Did the respondent require the settlement agreement to be in the form of a deed?
[31] The appellant argues that it was the respondent who required the settlement agreement to be incorporated as a deed and “thus unequivocally bound itself to complying with s 9(3) of the Property Law Act 2007 and s 180 of the Companies Act 1993 …”.
[32] The appellant’s submissions went on to say that the “respondent insisted this be done by way of Deed”.
[33] When questioned by the Court as to the evidence of “insistence” on the part of the respondent that the settlement agreement be executed in the form of a deed, or even the “requiring” of the respondent that the agreement be in the form of a deed, counsel for the appellant acknowledged that there was no such direct evidence and said that it was a matter of inference.
[34] There is no evidence to support the appellant’s contention that GMR “unequivocally bound itself to complying with s 9(3) of the Property Law Act 2007 and s 180 of the Companies Act 1993.” There is no evidence at all as to why the document was drafted in the form of a deed.
[35] The Judge specifically rejected the appellant’s argument that the agreement was only to have force if it was properly executed as a deed. He said:12
The agreement was thus expressly intended to have force, insofar as Mr Roberts was concerned, before the other directors had completed the agreement.
As it could not have effect as a deed until they completed it, it must mean that the agreement was intended to have force prior to the completion of any formalities needed to create a deed, given the fact that the other directors were not present at the meeting where Mr Roberts signed the agreement.
The only conclusion can be that this was an agreement that was intended to have effect from the completion of the agreement by Mr Roberts, notwithstanding it may not yet have been enforceable as a deed.
[36]This summary is undoubtedly correct, and the Judge made no error.
Sufficient evidence regarding remediation cost
[37] The settlement agreement provided for the remediation of the plaintiff’s land by GMR. The relevant part of cl 1.5 reads:
Land remediation is to be undertaken by GMR and completed within eight months (by 1 October 2012). The land is to be remediated as per the specification included in the letter from Cavell Leitch dater (sic) 15 November 2011, except that the requirement to screen the material making up the top three metres is reduced to a requirement to screen the material in the top
1.5 metres from the ground surface.
[38] The clause went on to note that if GMR failed to carry out the work to specification or within the agreed timeframe, Mr Cameron could carry out the work and GMR would be liable for the costs of completing the work.
[39] Security for fulfilment of all payments in respect of the works was to be provided by way of the personal guarantee set out in cl 1.6 (discussed above).

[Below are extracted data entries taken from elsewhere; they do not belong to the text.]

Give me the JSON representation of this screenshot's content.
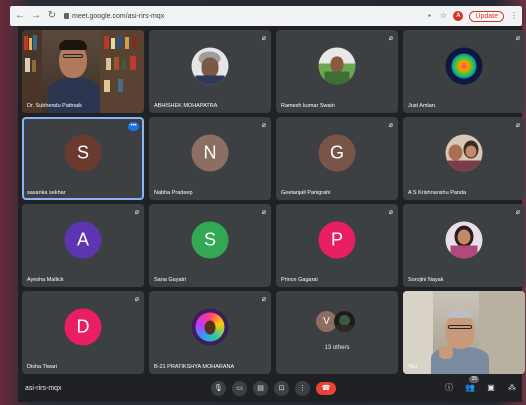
{
  "browser": {
    "url": "meet.google.com/asi-rirs-mqx",
    "update_label": "Update",
    "profile_initial": "A"
  },
  "meeting_code": "asi-rirs-mqx",
  "participant_count": "35",
  "others_count_label": "13 others",
  "tiles": [
    {
      "name": "Dr. Subhendu Pattnaik",
      "kind": "video"
    },
    {
      "name": "ABHISHEK MOHAPATRA",
      "kind": "photo",
      "muted": true
    },
    {
      "name": "Ramesh kumar Swain",
      "kind": "photo",
      "muted": true
    },
    {
      "name": "Just Amlan.",
      "kind": "photo",
      "muted": true
    },
    {
      "name": "sasanka sekhar",
      "kind": "letter",
      "letter": "S",
      "color": "#6b3a2e",
      "speaking": true
    },
    {
      "name": "Nabha Pradeep",
      "kind": "letter",
      "letter": "N",
      "color": "#8d6e63",
      "muted": true
    },
    {
      "name": "Geetanjali Panigrahi",
      "kind": "letter",
      "letter": "G",
      "color": "#795548",
      "muted": true
    },
    {
      "name": "A S Krishnanshu Panda",
      "kind": "photo",
      "muted": true
    },
    {
      "name": "Ayesha Mallick",
      "kind": "letter",
      "letter": "A",
      "color": "#5e35b1",
      "muted": true
    },
    {
      "name": "Sana Gayatri",
      "kind": "letter",
      "letter": "S",
      "color": "#33a853",
      "muted": true
    },
    {
      "name": "Prince Gagarai",
      "kind": "letter",
      "letter": "P",
      "color": "#e91e63",
      "muted": true
    },
    {
      "name": "Sorojini Nayak",
      "kind": "photo",
      "muted": true
    },
    {
      "name": "Disha Tiwari",
      "kind": "letter",
      "letter": "D",
      "color": "#e91e63",
      "muted": true
    },
    {
      "name": "B-21 PRATIKSHYA MOHARANA",
      "kind": "photo",
      "muted": true
    },
    {
      "name": "",
      "kind": "others",
      "letter": "V",
      "color": "#8d6e63"
    },
    {
      "name": "You",
      "kind": "self"
    }
  ],
  "icons": {
    "back": "arrow-left-icon",
    "forward": "arrow-right-icon",
    "reload": "reload-icon",
    "mic": "mic-off-icon"
  }
}
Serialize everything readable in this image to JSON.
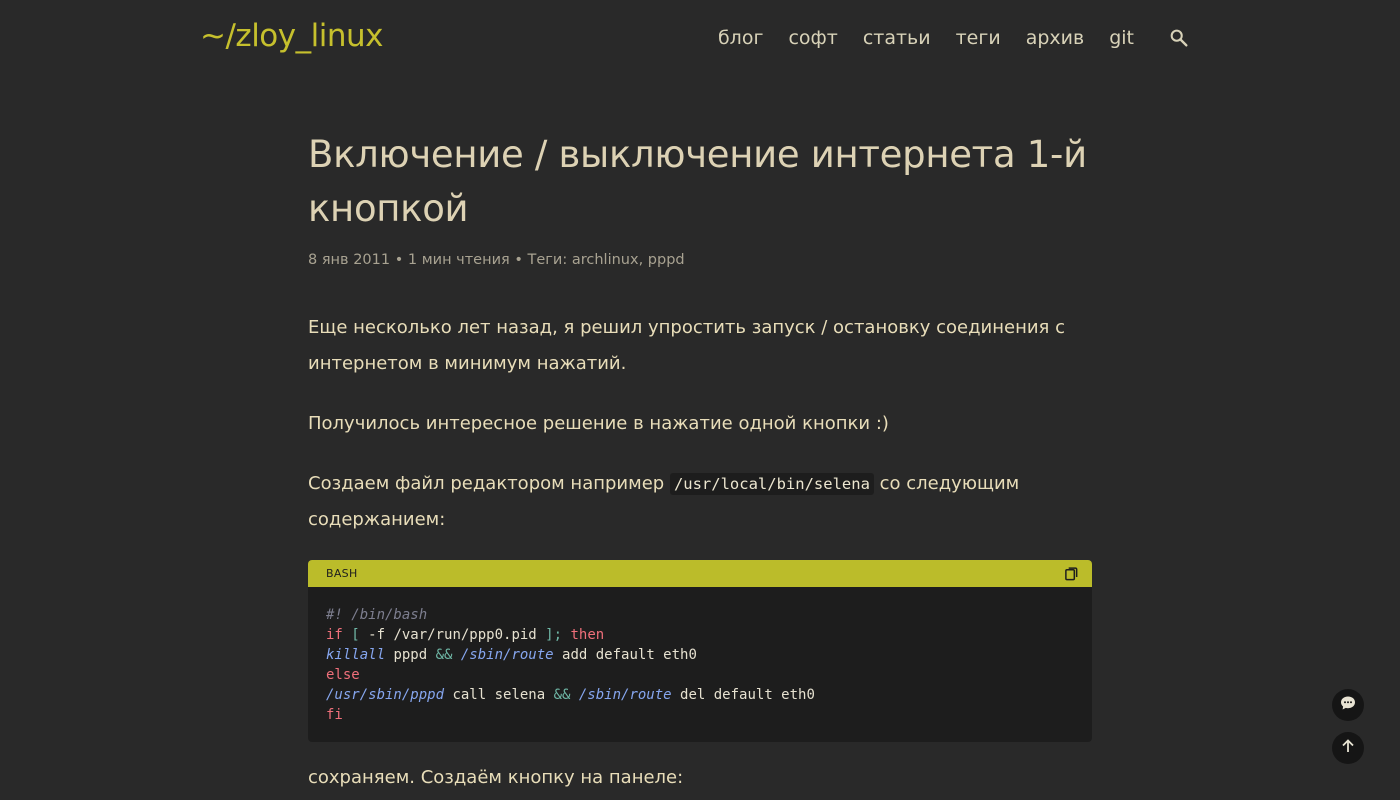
{
  "header": {
    "logo": "~/zloy_linux",
    "nav": [
      "блог",
      "софт",
      "статьи",
      "теги",
      "архив",
      "git"
    ],
    "search_icon": "search-icon"
  },
  "post": {
    "title": "Включение / выключение интернета 1-й кнопкой",
    "meta": {
      "date": "8 янв 2011",
      "sep1": " • ",
      "read_time": "1 мин чтения",
      "sep2": " • ",
      "tags_label": "Теги: ",
      "tags": [
        "archlinux",
        "pppd"
      ],
      "tag_sep": ", "
    },
    "paragraphs": {
      "p1": "Еще несколько лет назад, я решил упростить запуск / остановку соединения с интернетом в минимум нажатий.",
      "p2": "Получилось интересное решение в нажатие одной кнопки :)",
      "p3_before": "Создаем файл редактором например ",
      "p3_code": "/usr/local/bin/selena",
      "p3_after": " со следующим содержанием:",
      "p4": "сохраняем. Создаём кнопку на панеле:"
    },
    "code_block": {
      "language": "BASH",
      "copy_icon": "copy-icon",
      "lines": {
        "l1": "#! /bin/bash",
        "l2_if": "if",
        "l2_test": " [ ",
        "l2_flag": "-f",
        "l2_path": " /var/run/ppp0.pid ",
        "l2_close": "];",
        "l2_then": " then",
        "l3_cmd": "killall",
        "l3_arg": " pppd ",
        "l3_op": "&&",
        "l3_cmd2": " /sbin/route",
        "l3_rest": " add default eth0",
        "l4": "else",
        "l5_cmd": "/usr/sbin/pppd",
        "l5_arg": " call selena ",
        "l5_op": "&&",
        "l5_cmd2": " /sbin/route",
        "l5_rest": " del default eth0",
        "l6": "fi"
      }
    }
  },
  "floating": {
    "comments_icon": "comments-icon",
    "scroll_top_icon": "arrow-up-icon"
  },
  "colors": {
    "background": "#292929",
    "accent": "#c6c02d",
    "code_bar": "#bbbc2a"
  }
}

[40] The Cavell Leitch letter of 15 November 2011 set out, in [7.4], detailed specifications as to how the remediation was to occur.
12 District Court decision at [22].
[41] The agreed remediation work was not carried out by 1 October 2012 entitling Mr Cameron to carry it out.

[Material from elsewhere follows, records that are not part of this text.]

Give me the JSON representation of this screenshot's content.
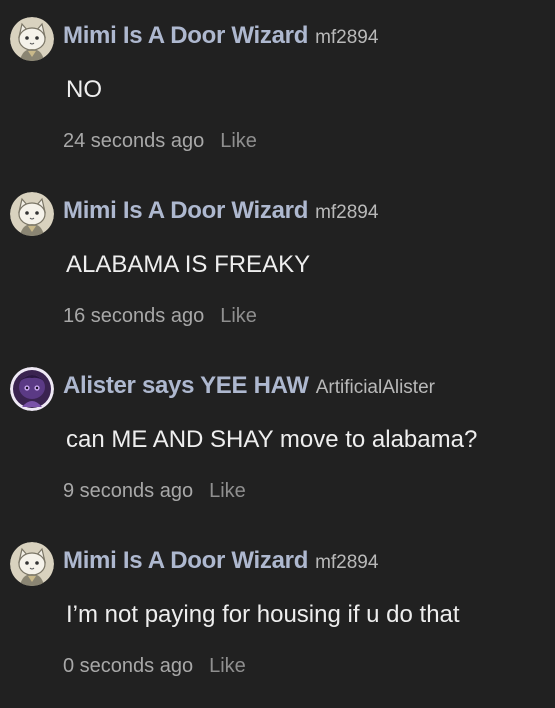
{
  "comments": [
    {
      "display_name": "Mimi Is A Door Wizard",
      "username": "mf2894",
      "text": "NO",
      "time": "24 seconds ago",
      "like_label": "Like",
      "avatar": "cat-avatar-icon"
    },
    {
      "display_name": "Mimi Is A Door Wizard",
      "username": "mf2894",
      "text": "ALABAMA IS FREAKY",
      "time": "16 seconds ago",
      "like_label": "Like",
      "avatar": "cat-avatar-icon"
    },
    {
      "display_name": "Alister says YEE HAW",
      "username": "ArtificialAlister",
      "text": "can ME AND SHAY move to alabama?",
      "time": "9 seconds ago",
      "like_label": "Like",
      "avatar": "purple-creature-avatar-icon"
    },
    {
      "display_name": "Mimi Is A Door Wizard",
      "username": "mf2894",
      "text": "I’m not paying for housing if u do that",
      "time": "0 seconds ago",
      "like_label": "Like",
      "avatar": "cat-avatar-icon"
    }
  ],
  "colors": {
    "background": "#212121",
    "display_name": "#aeb8cf",
    "body_text": "#eeeeee",
    "meta": "#a8a8a8"
  }
}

[42] The settlement agreement required Mr Cameron to be given two-three days’ notice of the remediation work commencing. No such notice was ever given, either before or after 1 October 2012.

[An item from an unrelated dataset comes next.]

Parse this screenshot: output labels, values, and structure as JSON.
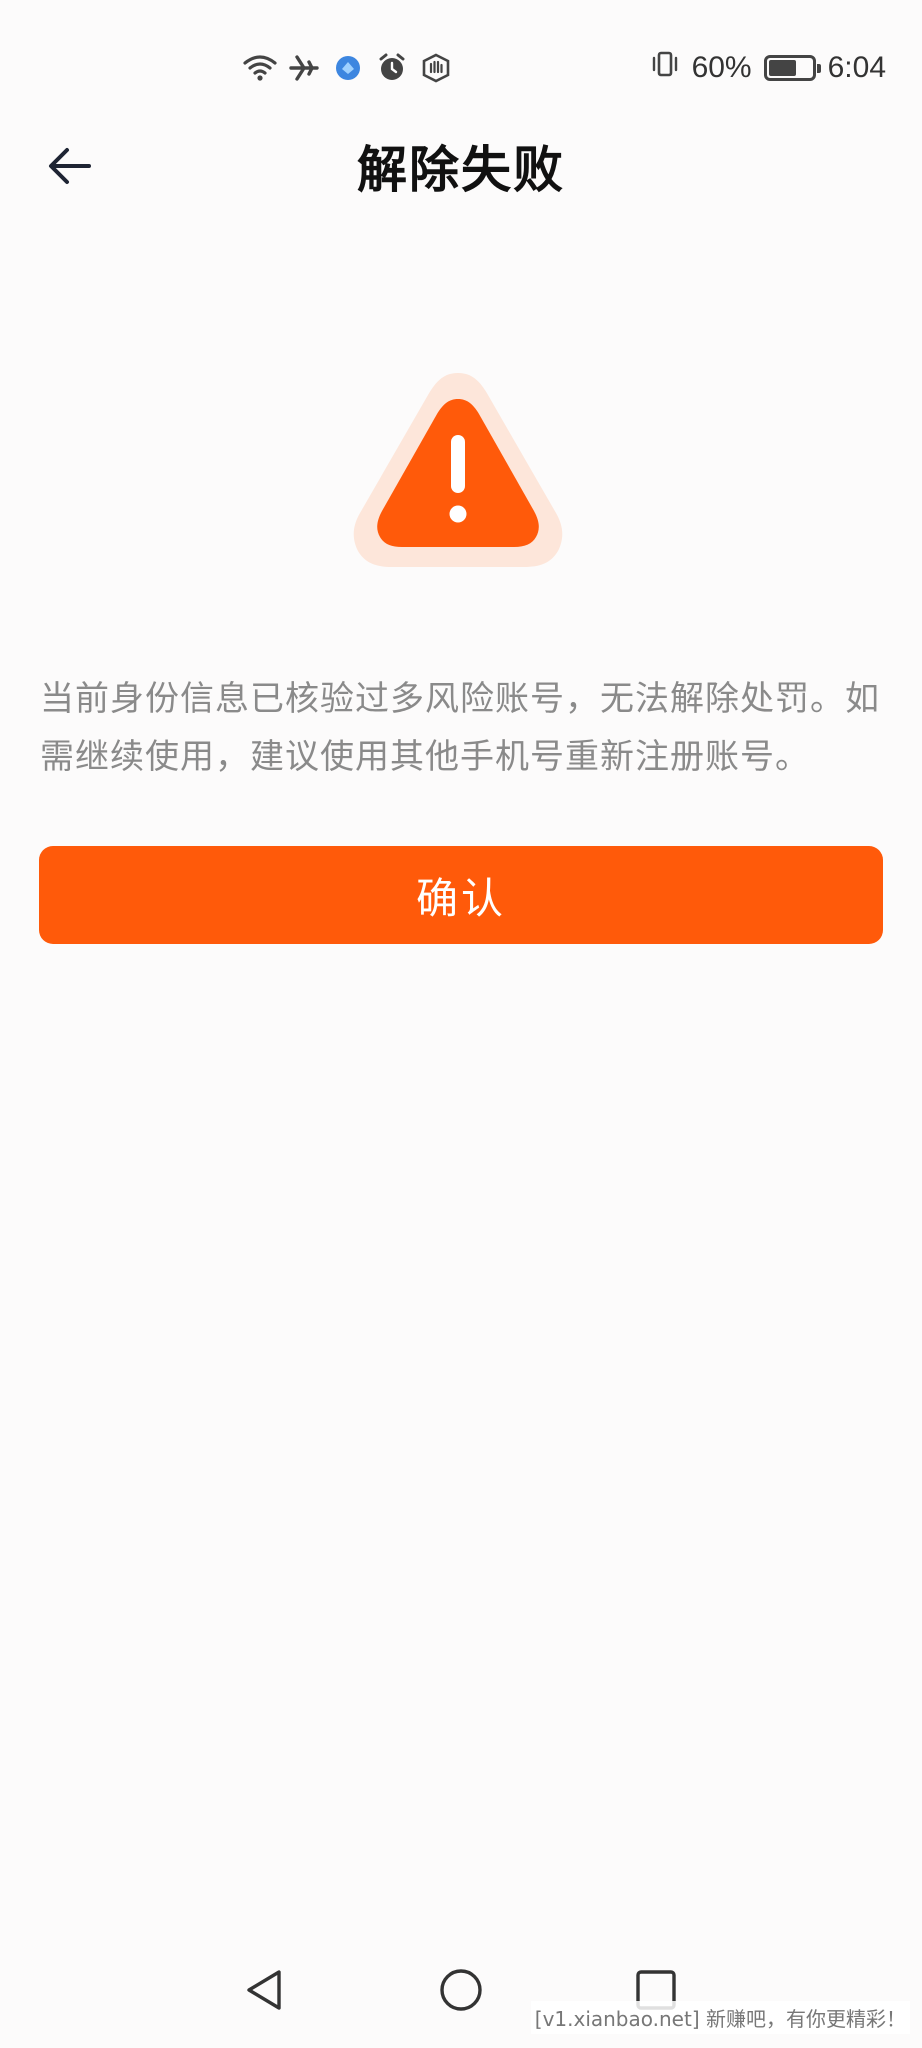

[43] In July 2017, Mr Cameron obtained a quotation from Westland Contractors Limited to undertake some, but not all, of the detailed remedial work that had been set out in the Cavell Leitch letter of 15 November 2011.
[44] The Westland Contractors’ quote came to $125,600 plus GST of $18,840, a total of $144,440. Other quotes were obtained for different aspects of the remedial work with the total cost, including the Westland Contractors’ costs, being $166,117.50. Demand for payment of this sum was made by letter of 7 August 2017.
[45] Mr Roberts did not accept the Westland Contractors’ component of the remediation costs.
[46] In his affidavit in opposition to the application for summary judgment, Mr Roberts claimed that the quotations obtained by Mr Cameron were “very unreasonable and way beyond the fair market value”.
[47] Attached to his affidavit was a quotation from Henry Adams Contracting Limited which said:
QUOTE FOR BACKFILLING
Further to our conversation yesterday our quote to supply 11,000 cubic metres of fill is $3.50 per cubic metre. We also estimate a cost of $5,000 to $6,000 to sow grass seed and fertilise.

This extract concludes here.